第35話 夜明けと決戦(二)
車両に乗り込んだ十条は、無線の状態をチェックし、後方の装甲車に乗る角に出発を伝えた。
十条とネロが委員会ビルから外に出た。
外はまだ暗く、朝を待つオフイス街である街中には明かりが少なかった。
ネロは運転できるというだけあって、大型車の運転はスムーズだった。
運転席のネロが車に馴染んでくると、十条に話しかけてきた。
「兵器のような車両、風紀はよく持っていますね」
「一課~四課は、必要ないから使わない。五課だけが使う」
ネロが、やれやれといった口調で感想を述べた。
「ありがたいやら、ありがたくないやら」
「ありがたいさ。地民の処分場は、近くには廃村しかない山の中だ。離れた場所で鉄道の敷設工事をしているが、爆弾を使用しても音は届かないだろう。道は公道と違い、待ち伏せの宝庫だ」
ネロが早朝出勤の理由を、納得したように話した。
「なるほど。だから、帰りは暗くなる前に公道に出られるように、出発がこんな早い時間んですか」
「それだけじゃない。立入検査は法令上、執行できる時間が月毎に日出、日入りの時刻を元に決められている。時間をフルに使いたい場合、目的地に日出の時刻に到着するように、計算して出発しなきゃならない」
ネロが疑問を投げ掛けた。
「日出を過ぎたら、検査打ち切りですか」
「基本はそうだ。が、明白な違反があり、証拠保全に問題がある場合は、風紀のやり方としては、相手を緊急逮捕、四十八時間以内に令状請求をする」
「まあ、当然ですね。捜査員が時間ギリギリに証拠を見つけても、燃やされたら、たまりませんもんね」
基本について話したが、基本通りに物事が運ばないのは、いつもと変わらない。
「もっとも、装甲車二台も行く立入検査なんて、異常だ。出発の時点で基本から大きく離れている」
ネロがもっともな事実を指摘した。
「じゃあ、基本って、なんなんですか」
「そりゃあ、一課~四課の教本だ」
(運転に問題はないか)
十条はイスの下にあるレバーを引くと、イスが後ろに下がり出した。
イスが車の中間地点にある小部屋に向かって小さなモーター音を立て、スライドして、ゆっくりと下がり始めた。
小部屋に下がりながら、ネロに指示を出した。
「後は、ナビを見ながら進んでくれ。山を越えたら、前回行った港とは逆方向だからな、間違えるなよ。予定の準備ポイントまで来たら、教えてくれ」
部屋に下がると、ヘッドマウントディスプレィを装着した。眼前には色とりどりの無数の蝶が映し出された。

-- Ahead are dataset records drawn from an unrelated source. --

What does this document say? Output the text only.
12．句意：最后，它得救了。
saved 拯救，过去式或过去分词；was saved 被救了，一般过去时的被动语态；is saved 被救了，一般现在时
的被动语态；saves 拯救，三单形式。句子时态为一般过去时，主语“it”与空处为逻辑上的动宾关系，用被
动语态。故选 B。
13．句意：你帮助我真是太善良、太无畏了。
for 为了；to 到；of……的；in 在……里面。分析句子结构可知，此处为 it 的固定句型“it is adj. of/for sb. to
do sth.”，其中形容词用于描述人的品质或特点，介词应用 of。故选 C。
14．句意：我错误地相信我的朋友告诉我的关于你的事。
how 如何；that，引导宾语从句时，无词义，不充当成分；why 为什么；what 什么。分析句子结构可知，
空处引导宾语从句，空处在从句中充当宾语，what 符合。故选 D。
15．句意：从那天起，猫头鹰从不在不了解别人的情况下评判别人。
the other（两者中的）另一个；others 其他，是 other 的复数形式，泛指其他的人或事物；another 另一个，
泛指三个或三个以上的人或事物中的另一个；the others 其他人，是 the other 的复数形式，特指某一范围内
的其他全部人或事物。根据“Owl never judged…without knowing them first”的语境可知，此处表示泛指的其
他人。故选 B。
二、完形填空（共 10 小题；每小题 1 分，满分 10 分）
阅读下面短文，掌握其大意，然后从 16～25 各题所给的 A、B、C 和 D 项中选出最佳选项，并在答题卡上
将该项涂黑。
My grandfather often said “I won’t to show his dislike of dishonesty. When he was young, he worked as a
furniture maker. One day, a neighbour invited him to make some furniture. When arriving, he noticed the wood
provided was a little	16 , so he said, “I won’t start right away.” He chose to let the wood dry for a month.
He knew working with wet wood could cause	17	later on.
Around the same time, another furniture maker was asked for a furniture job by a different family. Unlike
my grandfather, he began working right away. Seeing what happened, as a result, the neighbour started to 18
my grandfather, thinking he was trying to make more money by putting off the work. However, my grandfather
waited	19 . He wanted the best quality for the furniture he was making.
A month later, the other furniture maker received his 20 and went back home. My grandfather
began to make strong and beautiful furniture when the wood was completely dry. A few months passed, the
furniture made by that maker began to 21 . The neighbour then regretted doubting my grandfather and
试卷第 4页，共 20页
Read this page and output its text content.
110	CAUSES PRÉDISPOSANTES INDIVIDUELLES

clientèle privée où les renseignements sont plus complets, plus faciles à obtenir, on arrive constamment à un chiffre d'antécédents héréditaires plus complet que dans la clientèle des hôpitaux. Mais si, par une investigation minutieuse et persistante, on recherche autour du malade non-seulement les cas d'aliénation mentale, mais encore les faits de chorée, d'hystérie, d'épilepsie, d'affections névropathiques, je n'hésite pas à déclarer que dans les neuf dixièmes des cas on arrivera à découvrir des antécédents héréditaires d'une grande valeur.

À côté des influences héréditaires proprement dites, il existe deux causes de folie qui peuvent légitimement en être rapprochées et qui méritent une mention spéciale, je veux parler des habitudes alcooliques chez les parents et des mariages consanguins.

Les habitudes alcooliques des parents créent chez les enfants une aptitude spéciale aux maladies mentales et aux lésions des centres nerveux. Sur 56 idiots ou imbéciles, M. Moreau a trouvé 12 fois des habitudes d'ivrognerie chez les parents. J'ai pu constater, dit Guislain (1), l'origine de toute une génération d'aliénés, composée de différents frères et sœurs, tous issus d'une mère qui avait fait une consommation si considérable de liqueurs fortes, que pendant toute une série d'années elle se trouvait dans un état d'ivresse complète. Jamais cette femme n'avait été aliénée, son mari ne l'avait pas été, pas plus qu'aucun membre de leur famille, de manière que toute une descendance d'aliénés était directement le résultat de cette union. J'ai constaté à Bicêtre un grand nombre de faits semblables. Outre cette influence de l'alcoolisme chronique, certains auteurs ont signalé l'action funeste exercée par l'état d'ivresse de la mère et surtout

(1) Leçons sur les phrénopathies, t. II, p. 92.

蝶の正体は、十条が有用だと判断した文書をファイル化したものだった。十条はファイルを蝶の種類と色を使ってインデックスとしていた。
蝶に視線を合わすと、ファイルが開いた。ファイルを読み込み手掛かりを探した。
やっている作業のほとんどは無駄だ。が、今回のようにできることが限られていると、多少は手を拡げざるをえなかった。
十条は作業に没頭していると車が停車し、ネロの声がした。
「着きましたよ。十条さん」
資料を読み込み始めてから、それほど時間が経っていないように感じた。
部屋の窓に付いていた、小さなカーテンを開けた。
山々の間から、お日様が顔を出す前の赤い空の下に広がる駐車場が見えた。
予定の準備ポイントに着いたのを確認すると、十条は席を前に戻して、外に出た。
準備ポイントは、郊外のパーキング・エリアだった。
売店や食堂は後五時間ほどしなければ開かないので、他の利用者はいなかった。
夏の観光シーズンや、秋の紅葉シーズンでもない限り、利用者は少なかった。
離れた場所で、新しい路線を開通させる鉄道工事があるので、昼時になると、ある程度客は入った。
夜明け間近では、大小の装甲車が二台停まっていても、誰に見られるわけではなかった。